If you drop the empty package files (‘init.py’) there are only 8 source code files in the production source tree and altogether only 582 lines of code. So, it seems that Python is the winner of this part of the contest. What could be a better language than one with a small amount of code and even that small amount of code being very simple, concise and easy to read.
Performance
The Global Interpreter Lock (GIL) might cause some issues if you try to create a system which should be responsive to a large amount of events / sessions. Node is also single-threaded but Node has a special architecture in which Node runs single thread in an event loop and delegates e.g. I/O work to worker pool threads. This makes Node extremely efficient in handling tasks which are not CPU intensive (on the other side CPU intensive tasks may degrade the Node performance quite a lot). Java system on the contrary typically spins a dedicated thread for each request. This is more expensive (consumes more machine resources) but one thread (for one client) does not block processing of another thread (client). Python has the infamous Global Interpreter Lock which has generated a lot of debate in the Python community during Python’s lifetime. In most cases this is not a problem since you usually use Python for small tasks. But if you use Python for CPU intensive work handling a huge set of tasks or requests in parallel you have to find some special solutions for it (and those do exist if you google them, see e.g. “Efficiently Exploiting Multiple Cores with Python”).
Conclusions
I have used Python for some 20 years for various tasks. E.g. my personal backup scripts at home are implemented using Python. My virtual dog was implemented using Python (watched my IP cameras and started an audio file of an insane dog barking if any movement detected at my backyard — I can reveal this now since I have nowadays a real big insane dog watching the house). At work I have used Python for various log analysis work, watching processes, analyzing copy-pasting of Java classes between projects, gluing various aws cli commands together and so on and so on. Python is really a good language for quick ad hoc scripts you may need for various purposes. Python is also pretty good language to implement a web server as I now did (performance testing is to be done).

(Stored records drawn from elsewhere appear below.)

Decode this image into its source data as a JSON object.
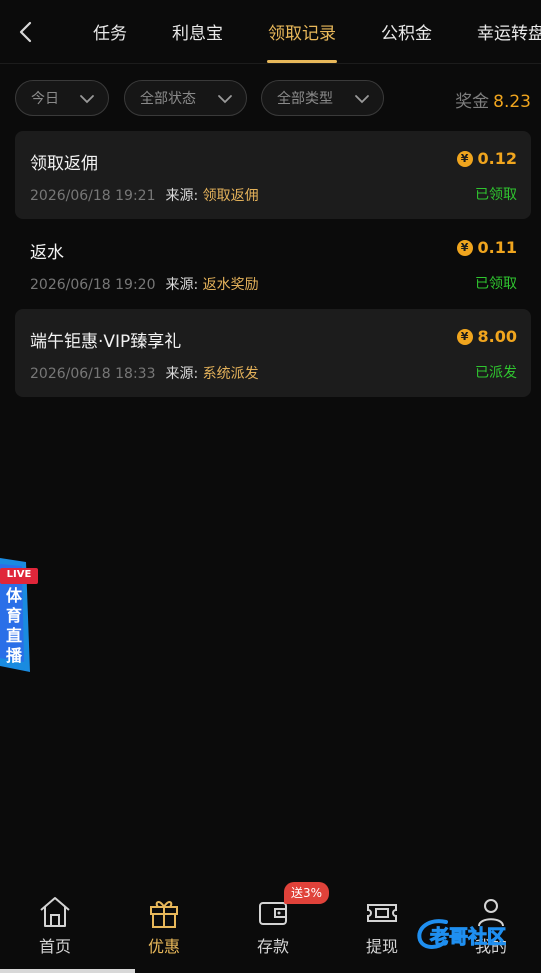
{
  "header": {
    "back_icon": "chevron-left-icon",
    "tabs": [
      {
        "label": "任务",
        "active": false
      },
      {
        "label": "利息宝",
        "active": false
      },
      {
        "label": "领取记录",
        "active": true
      },
      {
        "label": "公积金",
        "active": false
      },
      {
        "label": "幸运转盘",
        "active": false
      }
    ]
  },
  "filters": {
    "date": "今日",
    "status": "全部状态",
    "type": "全部类型",
    "bonus_label": "奖金",
    "bonus_value": "8.23"
  },
  "records": [
    {
      "title": "领取返佣",
      "amount": "0.12",
      "time": "2026/06/18 19:21",
      "source_label": "来源:",
      "source": "领取返佣",
      "status": "已领取"
    },
    {
      "title": "返水",
      "amount": "0.11",
      "time": "2026/06/18 19:20",
      "source_label": "来源:",
      "source": "返水奖励",
      "status": "已领取"
    },
    {
      "title": "端午钜惠·VIP臻享礼",
      "amount": "8.00",
      "time": "2026/06/18 18:33",
      "source_label": "来源:",
      "source": "系统派发",
      "status": "已派发"
    }
  ],
  "coin_symbol": "¥",
  "live_badge": {
    "tag": "LIVE",
    "text": "体育直播"
  },
  "bottom_nav": {
    "items": [
      {
        "label": "首页",
        "icon": "home-icon"
      },
      {
        "label": "优惠",
        "icon": "gift-icon",
        "active": true
      },
      {
        "label": "存款",
        "icon": "wallet-icon"
      },
      {
        "label": "提现",
        "icon": "withdraw-icon"
      },
      {
        "label": "我的",
        "icon": "user-icon"
      }
    ],
    "deposit_badge": "送3%"
  },
  "watermark": "老哥社区",
  "colors": {
    "accent": "#e8b85a",
    "amount": "#f0a51e",
    "success": "#2fc52f",
    "badge": "#e0423a"
  }
}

This exercise to implement the same web server using five languages (one still to go) has been a real eye opener. I must say that I’m pretty disappointed regarding Java’s productivity. I thought that after 20 years I could have implemented the web server faster than with a totally new language (Javascript), but it took the same amount of time (about 3 weeks) for both of them. Python — 3 evenings. Now that those big enterprise monolithic systems are going to be history and the new era of Cloud serveless and microservices are emerging one can choose the language freely. I think I leave Java in that big monolithic enterprise world where it belongs. The new serverless implementations are best to implement using Python or Javascript. Data oriented microservices possibly using Clojure.
The last challenge is still ahead: Go. It’s going to be pretty interesting since I know nothing of Go. So, one more time I will raise the old Simple Server ghost from the underworld and mold it into an implementation — this time using Go.